Last year saw the expansion of Lewis Hamilton’s Neat Burger venture in the US, while Alexis Gauthier, a Michelin-starred chef, stopped selling any animal products at Gauthier Soho in 2021.

Despite the enormous growth in the number of plant-based food products, retailers and supermarkets were still unsure whether customers expect to see vegan sausages in an aisle for plant-based foods, or alongside meat sausages, Prowse said. “Trends tend to start in the food service sector and trickle down to retail, so I think we’ll start seeing people cook more once they get used to the products that are on the market,” she said.

However, meat substitute products have also been hit by the cost of living crisis.
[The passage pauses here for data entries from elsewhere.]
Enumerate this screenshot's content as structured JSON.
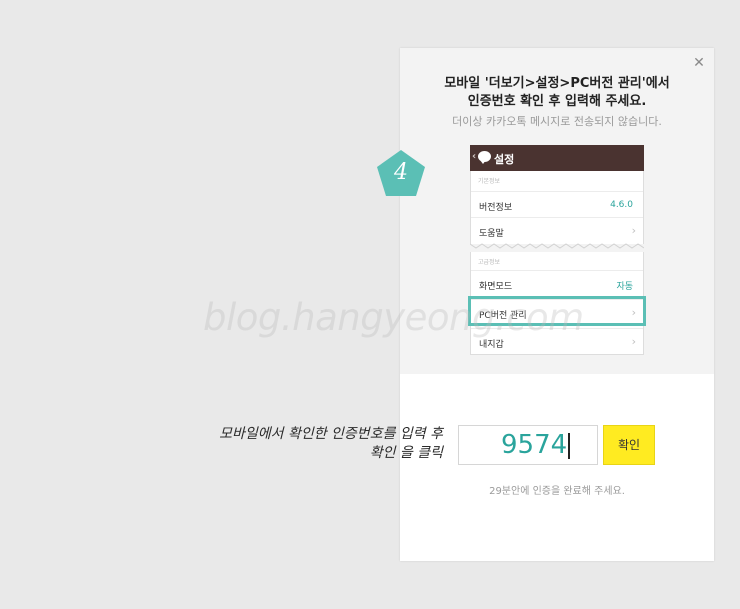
{
  "dialog": {
    "title_line1": "모바일 '더보기>설정>PC버전 관리'에서",
    "title_line2": "인증번호 확인 후 입력해 주세요.",
    "subtitle": "더이상 카카오톡 메시지로 전송되지 않습니다.",
    "close_icon": "close-icon"
  },
  "step": {
    "number": "4",
    "color": "#5bbfb5"
  },
  "phone": {
    "header_title": "설정",
    "header_color": "#4a3330",
    "section1": "기본정보",
    "rows1": [
      {
        "label": "버전정보",
        "value": "4.6.0"
      },
      {
        "label": "도움말"
      }
    ],
    "section2": "고급정보",
    "rows2": [
      {
        "label": "화면모드",
        "value": "자동"
      },
      {
        "label": "PC버전 관리"
      },
      {
        "label": "내지갑"
      }
    ]
  },
  "instruction_line1": "모바일에서 확인한 인증번호를 입력 후",
  "instruction_line2": "확인 을 클릭",
  "code_input_value": "9574",
  "confirm_button": "확인",
  "hint": "29분안에 인증을 완료해 주세요.",
  "watermark": "blog.hangyeong.com",
  "colors": {
    "accent": "#2aa49c",
    "button": "#ffeb21",
    "highlight": "#5bbfb5"
  }
}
Mintel found that sales of products such as no-meat sausages and “tofish” and chips had doubled from £289m in 2017 to reach £586m in 2021. But last year sales fell by 6%, according to Alice Pilkington, a senior food and drink analyst at market-research firm Mintel, even though 49% of people eat meat substitutes regularly. “As household incomes have come under increasing pressure as the year has progressed, the relatively high price of meat substitutes has resulted in consumers cutting back on these products,” Pilkington said.

Although much of the emphasis has been on mimicking burgers and sausages, there is a gap in the market for “vegetable-forward products” such as bean burgers, she added. “Two-thirds of meat substitute buyers say they would be more likely to try products that don’t mimic meat.”